Se donner tous les moyens pour réussir
Ainsi dit-elle d'emblée "oui" lorsque Georges Antoun, président de la commission du tourisme de la CCI, lance l'idée d'aller promouvoir à New York la gastronomie et le tourisme de Marseille en Provence. "C'est la première fois que, dans une opération comme celle-là, les politiques s'effacent devant les professionnels", apprécie alors Georges Antoun. Je ne peux que souhaiter à tous les interlocuteurs du tourisme d'avoir en face d'eux quelqu'un comme elle. Dès qu'un projet est évoqué, elle le concrétise et se donne tous les moyens pour arriver à ses fins. C'est un plaisir de travailler avec elle ; les dossiers avancent d'une façon remarquable", commente-t-il.

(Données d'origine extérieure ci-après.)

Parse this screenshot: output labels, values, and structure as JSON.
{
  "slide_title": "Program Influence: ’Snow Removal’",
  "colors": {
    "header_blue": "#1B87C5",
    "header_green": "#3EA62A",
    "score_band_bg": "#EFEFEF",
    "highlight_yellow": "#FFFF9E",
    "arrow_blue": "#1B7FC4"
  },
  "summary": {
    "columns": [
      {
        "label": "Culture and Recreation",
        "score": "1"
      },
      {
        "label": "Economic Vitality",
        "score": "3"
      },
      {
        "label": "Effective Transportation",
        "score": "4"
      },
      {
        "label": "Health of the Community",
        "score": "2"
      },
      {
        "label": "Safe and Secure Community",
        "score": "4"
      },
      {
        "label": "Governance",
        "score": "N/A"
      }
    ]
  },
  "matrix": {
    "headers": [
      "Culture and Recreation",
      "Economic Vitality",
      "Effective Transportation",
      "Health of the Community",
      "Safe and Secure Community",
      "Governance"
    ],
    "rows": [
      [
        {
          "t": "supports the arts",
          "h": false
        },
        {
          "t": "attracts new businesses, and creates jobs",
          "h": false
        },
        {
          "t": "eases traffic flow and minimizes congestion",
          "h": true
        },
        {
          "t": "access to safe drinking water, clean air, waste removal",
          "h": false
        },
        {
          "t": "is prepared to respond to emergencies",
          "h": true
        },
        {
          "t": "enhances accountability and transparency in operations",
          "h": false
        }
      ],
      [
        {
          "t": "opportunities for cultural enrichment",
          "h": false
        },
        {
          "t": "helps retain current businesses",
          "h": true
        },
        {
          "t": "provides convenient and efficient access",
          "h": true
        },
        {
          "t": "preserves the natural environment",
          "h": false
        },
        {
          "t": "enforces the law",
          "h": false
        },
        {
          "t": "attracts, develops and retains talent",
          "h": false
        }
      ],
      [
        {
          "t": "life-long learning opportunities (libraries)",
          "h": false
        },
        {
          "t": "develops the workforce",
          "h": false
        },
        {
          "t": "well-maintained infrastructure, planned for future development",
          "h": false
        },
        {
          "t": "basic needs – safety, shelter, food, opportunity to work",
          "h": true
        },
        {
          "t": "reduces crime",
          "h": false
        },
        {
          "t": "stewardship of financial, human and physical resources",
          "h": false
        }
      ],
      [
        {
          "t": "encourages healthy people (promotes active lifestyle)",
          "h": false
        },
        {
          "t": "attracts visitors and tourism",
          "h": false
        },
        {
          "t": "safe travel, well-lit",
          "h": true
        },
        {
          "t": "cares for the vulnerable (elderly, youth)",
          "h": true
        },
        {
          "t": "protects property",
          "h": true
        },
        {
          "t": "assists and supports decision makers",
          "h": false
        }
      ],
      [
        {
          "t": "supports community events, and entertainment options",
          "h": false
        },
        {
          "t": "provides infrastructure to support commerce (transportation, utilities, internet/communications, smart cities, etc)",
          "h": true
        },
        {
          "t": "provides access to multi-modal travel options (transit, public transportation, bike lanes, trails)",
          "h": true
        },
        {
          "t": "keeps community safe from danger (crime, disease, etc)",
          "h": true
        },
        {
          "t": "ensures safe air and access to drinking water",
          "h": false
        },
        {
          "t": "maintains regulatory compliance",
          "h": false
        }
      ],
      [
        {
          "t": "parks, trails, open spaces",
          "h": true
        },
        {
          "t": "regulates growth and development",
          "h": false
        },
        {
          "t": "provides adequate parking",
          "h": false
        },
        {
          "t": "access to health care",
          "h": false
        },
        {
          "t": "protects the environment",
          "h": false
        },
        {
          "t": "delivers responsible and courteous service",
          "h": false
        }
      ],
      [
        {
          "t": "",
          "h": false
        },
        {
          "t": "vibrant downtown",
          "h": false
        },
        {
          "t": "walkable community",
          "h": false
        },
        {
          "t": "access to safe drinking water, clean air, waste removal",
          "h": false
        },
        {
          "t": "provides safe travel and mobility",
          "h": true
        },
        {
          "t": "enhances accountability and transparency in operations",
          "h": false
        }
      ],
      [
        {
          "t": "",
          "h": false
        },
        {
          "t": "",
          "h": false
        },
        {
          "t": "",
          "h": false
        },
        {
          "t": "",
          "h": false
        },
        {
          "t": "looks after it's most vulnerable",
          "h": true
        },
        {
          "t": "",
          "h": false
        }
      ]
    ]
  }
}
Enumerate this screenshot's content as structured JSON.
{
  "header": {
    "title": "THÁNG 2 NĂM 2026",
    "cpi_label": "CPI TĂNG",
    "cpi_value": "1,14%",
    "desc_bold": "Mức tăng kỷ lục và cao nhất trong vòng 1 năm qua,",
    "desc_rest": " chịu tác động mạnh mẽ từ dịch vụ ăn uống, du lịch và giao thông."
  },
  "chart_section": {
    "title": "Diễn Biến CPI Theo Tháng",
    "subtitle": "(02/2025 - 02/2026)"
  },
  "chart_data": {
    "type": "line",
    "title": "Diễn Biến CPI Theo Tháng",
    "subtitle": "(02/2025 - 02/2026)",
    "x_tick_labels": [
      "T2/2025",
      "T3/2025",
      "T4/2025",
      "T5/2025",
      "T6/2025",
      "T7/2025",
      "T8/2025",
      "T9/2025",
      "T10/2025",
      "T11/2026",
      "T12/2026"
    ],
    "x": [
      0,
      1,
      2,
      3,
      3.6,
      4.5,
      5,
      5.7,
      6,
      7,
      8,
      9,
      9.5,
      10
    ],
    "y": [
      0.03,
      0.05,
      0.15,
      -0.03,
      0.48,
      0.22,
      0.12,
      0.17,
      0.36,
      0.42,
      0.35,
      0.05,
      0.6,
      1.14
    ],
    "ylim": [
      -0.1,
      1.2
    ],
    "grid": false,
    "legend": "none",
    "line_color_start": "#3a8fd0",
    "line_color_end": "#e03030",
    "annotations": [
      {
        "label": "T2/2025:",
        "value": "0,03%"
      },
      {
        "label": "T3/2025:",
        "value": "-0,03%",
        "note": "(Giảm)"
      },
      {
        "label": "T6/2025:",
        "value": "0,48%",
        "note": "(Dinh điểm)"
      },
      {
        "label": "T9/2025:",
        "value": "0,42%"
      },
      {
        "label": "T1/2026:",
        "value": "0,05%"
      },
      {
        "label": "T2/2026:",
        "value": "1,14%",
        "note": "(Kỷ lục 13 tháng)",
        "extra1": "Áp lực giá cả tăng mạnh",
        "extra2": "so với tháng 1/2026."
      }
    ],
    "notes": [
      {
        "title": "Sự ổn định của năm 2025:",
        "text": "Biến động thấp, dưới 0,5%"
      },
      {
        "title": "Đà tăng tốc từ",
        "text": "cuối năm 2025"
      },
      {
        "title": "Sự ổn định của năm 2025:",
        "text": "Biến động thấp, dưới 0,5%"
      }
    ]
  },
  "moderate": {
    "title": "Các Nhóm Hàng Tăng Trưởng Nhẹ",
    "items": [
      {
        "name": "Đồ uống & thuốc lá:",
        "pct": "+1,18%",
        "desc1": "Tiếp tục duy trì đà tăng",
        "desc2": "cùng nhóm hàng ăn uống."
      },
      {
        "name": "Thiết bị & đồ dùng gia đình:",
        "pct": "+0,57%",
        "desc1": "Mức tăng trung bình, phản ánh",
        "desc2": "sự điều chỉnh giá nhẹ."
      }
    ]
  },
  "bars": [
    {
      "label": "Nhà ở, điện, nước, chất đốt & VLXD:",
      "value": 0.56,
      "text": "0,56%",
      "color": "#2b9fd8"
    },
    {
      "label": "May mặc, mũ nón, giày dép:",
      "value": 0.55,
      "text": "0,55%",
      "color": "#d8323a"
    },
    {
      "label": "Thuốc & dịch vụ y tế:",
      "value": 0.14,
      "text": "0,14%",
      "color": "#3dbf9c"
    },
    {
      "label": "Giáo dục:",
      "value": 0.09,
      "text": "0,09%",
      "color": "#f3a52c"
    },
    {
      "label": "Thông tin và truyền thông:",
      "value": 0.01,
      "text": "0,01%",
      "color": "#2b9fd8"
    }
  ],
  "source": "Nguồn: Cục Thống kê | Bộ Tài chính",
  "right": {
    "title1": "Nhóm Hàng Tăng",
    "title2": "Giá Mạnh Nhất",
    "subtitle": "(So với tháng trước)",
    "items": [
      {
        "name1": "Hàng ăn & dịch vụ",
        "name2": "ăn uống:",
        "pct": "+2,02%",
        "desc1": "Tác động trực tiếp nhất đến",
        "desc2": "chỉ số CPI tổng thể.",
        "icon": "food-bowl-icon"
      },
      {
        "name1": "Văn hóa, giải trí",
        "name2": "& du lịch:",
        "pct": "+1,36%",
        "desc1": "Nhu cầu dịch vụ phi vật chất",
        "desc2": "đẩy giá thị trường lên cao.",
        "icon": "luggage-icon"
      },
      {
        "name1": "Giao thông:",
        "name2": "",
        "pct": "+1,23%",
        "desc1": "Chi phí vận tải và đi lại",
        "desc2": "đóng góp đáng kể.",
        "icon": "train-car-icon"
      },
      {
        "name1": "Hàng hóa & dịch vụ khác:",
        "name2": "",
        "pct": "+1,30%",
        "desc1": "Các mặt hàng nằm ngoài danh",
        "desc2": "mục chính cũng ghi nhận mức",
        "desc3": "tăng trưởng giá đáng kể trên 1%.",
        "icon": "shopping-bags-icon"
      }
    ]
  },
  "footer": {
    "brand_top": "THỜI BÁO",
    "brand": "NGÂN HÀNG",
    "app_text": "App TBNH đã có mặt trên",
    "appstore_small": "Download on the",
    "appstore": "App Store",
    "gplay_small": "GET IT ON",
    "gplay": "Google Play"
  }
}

Et à ceux qui, malgré tout, ont le sentiment qu'elle n'a pas en tête de grands projets d'équipement touristique pour sa ville, elle répond : "Il y aura un grand complexe culturel et touristique sur les quais dans le cadre du projet Euroméditerranée. Mais d'ici là, nous avons encore beaucoup de petites choses à faire : développer le tourisme urbain, peaufiner l'accueil, inciter les petits hôteliers à investir pour se moderniser..."
Et elle conclut : "Si j'ai réussi jusqu'à présent, c'est parce que tout le monde a joué le jeu. Nous avons entamé un travail d'équipe formidable avec les professionnels et les institutionnels. J'ai envie de continuer dans cette voie..." La voie de l'efficacité au-delà du combat politique. Incontestablement la seule voie où se reconnaissent les femmes.
L. Casagrande


"Elle n'a ni langue de bois ni discours intellectuel, mais un esprit pratique, le sens du détail."